A bus plummeted into the Hongshan Reservoir in southwest China on July 7 in what is suspected to have been a revenge suicide attack by the driver, killing 21 and injuring another 16. Chinese media has been forbidden to freely report the incident.
Many of the victims are said to be students who were on their way to take the annual college entrance exam. By 10 p.m. on July 7, rescuers had found at least 37 people, among them 12 students, five of whom were dead.
The Hongshan Reservoir is located in Anshun City, Guizhou Province.
Chinese authorities have been tightly controlling all media coverage of the event. Chinese media outlet Caixin did an exclusive report on July 10, but it was taken down soon after.
The driver, 52-year-old Zhang Baogang, had been a city bus driver since 1997. According to Caixin, Zhang’s old home had just been demolished at 10 a.m. on that day. A local resident directed the Caixin reporter to the house. All that was left was a sofa, bed, TV, and other personal belongings, buried under piles of bricks. Apparently, Zhang had rushed to the house when he heard that the demolition team had arrived, but he was not allowed to go near it.
According to a July 8 report by Radio Free Asia (RFA), Anshun city authorities issued an emergency notice to disciplinary committees at all levels, prohibiting any media interviews and saying, “all information must be reported according to the official release,” and “individuals will be held accountable for any release not following the rule.”
Mr. Cheng, a person familiar with the situation, told RFA that he received the surveillance video of the bus plunging into the reservoir an hour after the incident. His analysis of the video is that the driver’s intention was clearly a mass revenge killing and suicide.
Cheng mentioned that the authorities were aware that the driver had ingested pesticide, although it wasn’t made public. As for the type of pesticide he had taken, they weren’t sure.
A local journalist said the driver was a veteran and a petitioner over an unresolved house demolition. All local Chinese media and journalists were warned not to discuss the case, the RFA report said.
In recent years, Anshun city has engaged in large-scale urban expansion, including demolition and renovation, around the Hongshan Reservoir area. This has caused sharp conflicts between the government and the local people. According to Chinese search engine Baidu, the project also included the rerouting of Qianfeng river into Hongshan lake through a new tunnel. However, local media has been prohibited from publishing any information related to the conflict.
An online screenshot revealed the bus driver’s name and the demolition events that took place earlier in the day, both of which had not been made public by officials. Zhang had tried to lodge complaints with the government about the demolition, but to no avail. Withholding Zhang’s name from media reports is believed to be a tactic to maintain social stability as it would prevent acquaintances from revealing any facts about the incident.
In addition to his grievances about the forced demolition, Zhang’s daughter had committed suicide by jumping into the reservoir last year because she had received poor marks on her college entrance exam.
A surveillance video posted online shows the bus moving slowly at first, seemingly to avoid traffic, then, suddenly, making a left turn, crossing over six expressway lanes and breaking through a safety barrier before plummeting into the reservoir.
One netizen commented: “Forced demolition is violent, and the victims have no place to seek justice.

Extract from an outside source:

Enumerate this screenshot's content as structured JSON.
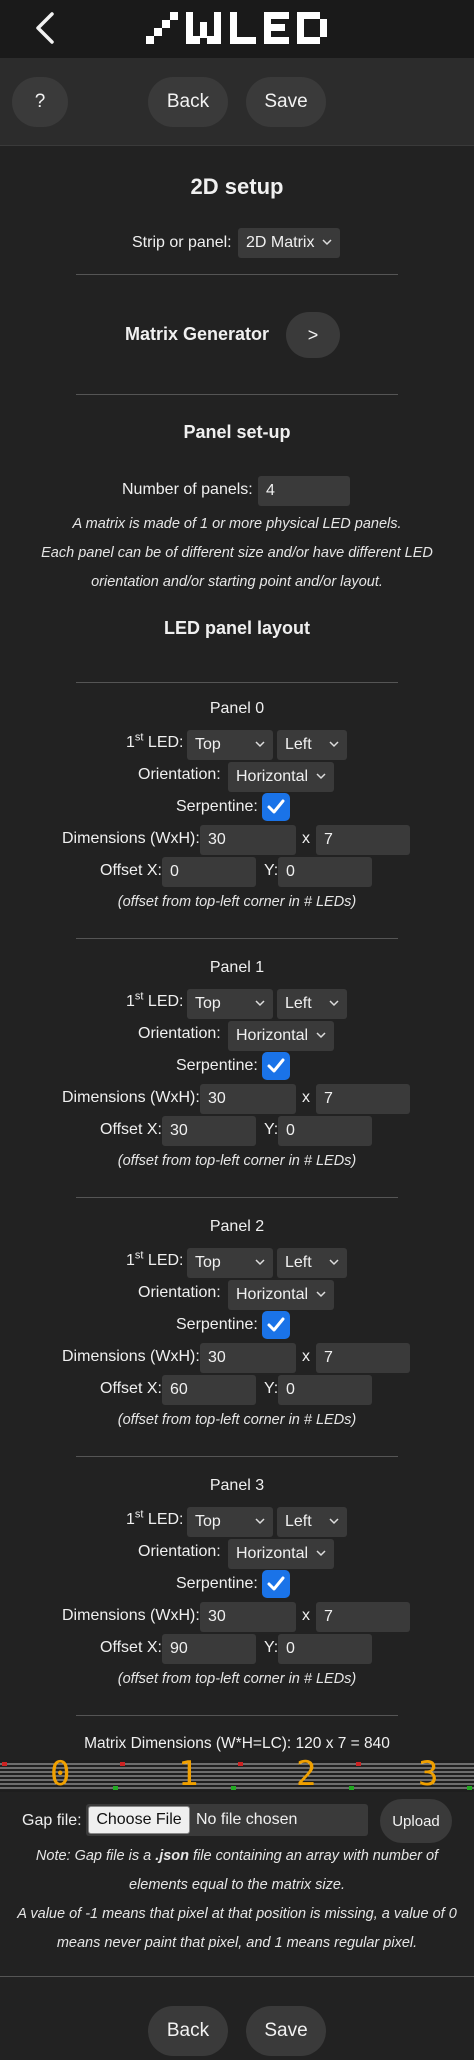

This is the direct cause of this tragedy. In hardship, a person will ignore his own life and others’ and even disregard the life of the innocent. This wrong mentality is directly caused by brainwashing from atheist communism. Therefore, the driver himself and the other victims have all died at the hands of the communists.”
Another netizen wrote, “Death is the most tragic way to fight against dictatorship.”